Hymnen Verschillend van de verhalende kerstliederen zijn er andere waarin het zingende volk geen vertelling brengt maar zich lovend en prijzend over het wonder van Bethlehem uitlaat. Een oud kerstlied, misschien wel het oudste dat we kennen, is Nu sijt wellecome. Het kan in de veertiende of de vijftiende eeuw zijn ontstaan. Er bestaan verschillende versies van. Het is verwant met een Duits Sei uns willkommen dat voordien al tijdens de kerstnacht in Aken werd gezongen. De eerste woorden zijn een begroeting van de “lieven Heer” die uit de hemel neerdaalt naar het aardrijk waar hij nooit eerder is gezien: Nu sijt wellecome van den hoghen hemel neer / Hier al in dit aertrijck sijt gij gesien noyt meer. Ook de tweede strofe is aanvankelijk nog niet verhalend: Christe Kyrieleison laet ons singhen blij / Daer meed oock onse leisen beghinnen vrij. Deze woorden vormen de aanloop naar de beschrijving van Jezus’ geboorte van een maghet reine die hoogh moet sijn geacht, waarop eerst d’ herders op den velde in de derde strofe en d’Heylige drie koong’hen uut soo verren landt in de vierde strofe onsen Heere bezochten. Het refrein bestaat uit één woord: Kyrieleis! Dat is een afkorting van het Griekse Kyrie eleison. Doordat dit nogal eens in kerstliederen voorkwam, werden deze allengs
12 “leisen” genoemd, zoals hier in het daarnet geciteerde vers uit de tweede strofe. In 1605 werd in Leuven een hele verzameling gedrukt: het “Leysen-boeck der Catholijcken”. Lof én gebed tevens, zonder beschrijving van het kerstgebeuren, weerklinken in Er is een roos ontsprongen, een vertaling van het Duitse Es ist ein Ros entsprungen. In Trier in 1599 en in Mainz in 1605 zijn er al versies van te vinden. In 1609 werd het getoonzet door de Duitse componist Michael Praetorius (1571-1621). Het lied begint ermee dat een rozenstruik aan de stam van Jesse is ontsproten en in ’t midden van den winter, Ach! midden in de nacht heeft gebloeid. Die winterse nacht situeert het lied waar het thuishoort: bij Kerstmis, waarbij andermaal niet zozeer aan het Oosten wordt gedacht als wel aan de winter hier bij ons. De rozenstruik is de Moedermaagd, de bloem haar kind. Behalve de tegenstelling tussen de wintertijd en de bloeiende bloem is er nog een tegenstelling: enerzijds het verleden met de verwijzing naar de bijbelse figuren Jesse (Isaï, de vader van David) en de profeet Jesaja, anderzijds het hier en nu van het biddende volk dat Maria’s lof zingt en haar hulp afsmeekt. Dezelfde thematiek weerklinkt in Nu is die roe van Jesse uit het Brugse liederboek “Gheestelycken Waeckenden Staf der Iodsche Schaep-Herders” (1651).
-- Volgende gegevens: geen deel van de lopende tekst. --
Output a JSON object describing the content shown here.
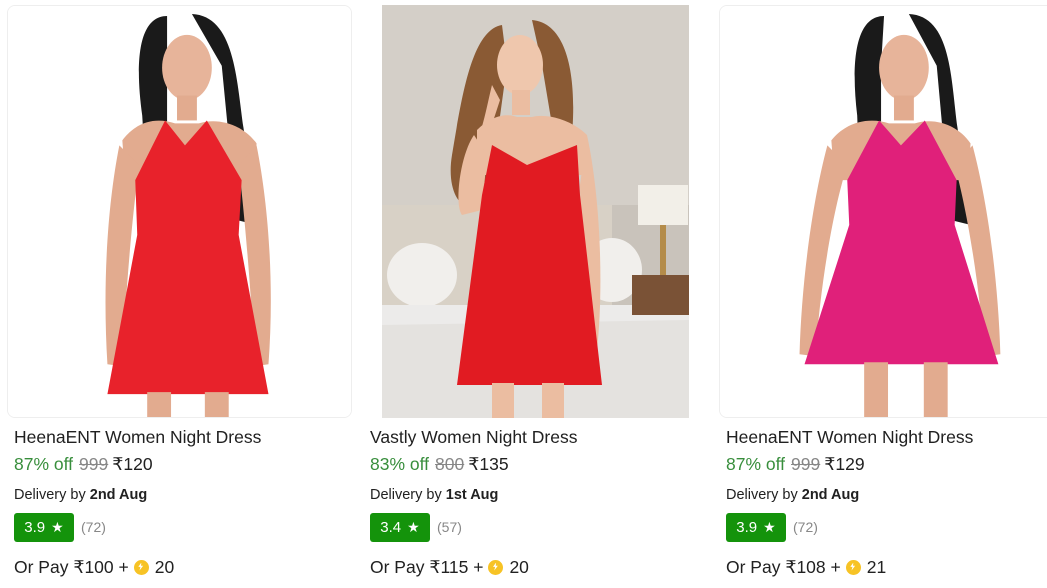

Titelblad van “Gheestelycken Waeckenden Staf der Iodsche Schaep-Herders” (Brugge, 1651).
13 Meer gekunsteld is de melodie van O Kersnacht, schooner dan de daegen. Dit is eerder een treurzang over de kindermoord in Bethlehem. Aan de oorsprong ervan ligt een rei, d.i. een koorzang, op het einde van het derde bedrijf van het treurspel “Gijsbrecht van Aemstel” van Joost van den Vondel (Amsterdam, Kerstmis 1637). Deze rei, een lyrische bespiegeling, is een afzonderlijk bestaan gaan leiden en zo tot het kerstrepertoire gaan behoren. Verwonderd en onthutst vraagt de gelovige dichter: het licht dat in deze “schone” nacht wordt geviert en aengebeden, hoe kan Herodes in zijn hoogmoed dat verdragen? Door ’t moorden van onnoosle zielen wekt hij de geest van Rachel, vrouw van stamvader Jacob, die gaat ronddolen door beemd en wey. De bedrukte moeder wordt getroost want haar kinders sterven martelaeren / en eerstelingen van het zaed / dat uit uw bloed begint te groeien / en heerlijck tot Gods eer zal groeien / en door geen wreedheid en vergaet. Hoe dramatisch de aanklacht in dit lied ook weerklinkt, uiteindelijk worden boosheid en de daardoor veroorzaakte smart in een hoopvolle boodschap omgevormd. Vermenging van Latijn en volkstaal in sommige kerstliederen schept een aparte sfeer. In dulci jubilo is zo’n lied: In dulci jubilo / Singhet ende weset vro. Het staat in handschriften uit de veertiende eeuw. Het is waarschijnlijk uit Duitsland overgewaaid. Daar luidde het: In dulci jubilo, Nun singet und seid froh, toegeschreven aan Heinrich Seuse, een Duitse mysticus. Een ander bekend voorbeeld van soortgelijke mengvorm Latijn/Nederlands is Een kind gheboren in Bethlehem, met als refrein Amor, amor, amor, amor, amor quam dulcis est amor! (... hoe zoet is de liefde). Dat “amor” drukt het gevoel van de verblijde toeschouwer uit. Het kan ook persoonlijk worden begrepen: amor (“liefje”) is het Kind. Overigens is dit lied een vertaling van het Latijnse Puer natus est nobis. In de vijftiende eeuw is er gepoogd Latijnse kerkzangen in de volkstaal om te zetten. Opmerkelijk is dat de middeleeuwse teksten en melodieën de eeuwen overleven. Dankzij de liedboekjes uit vooral de zeventiende eeuw, die steunen op oudere handschriften, en dankzij de volkskundigen die in de negentiende eeuw liederen opschreven die zij uit de volksmond hoorden, is er een schat aan Vlaamse kerstliederen tot ons gekomen. De kersttijd is te kort om ze elk jaar allemaal opnieuw te zingen.
Jef De Roeck
Met dank aan Gilbert Huybens voor de twee afbeeldingen.
14
15
Haiku, de kunst van het weglaten Een cursus in vier afleveringen over haiku's lezen en zelf schrijven
Aflevering 4: Winter Haiku’s lezen Ik kijk omhoog en door de kale takken zie ik sterren fonkelen.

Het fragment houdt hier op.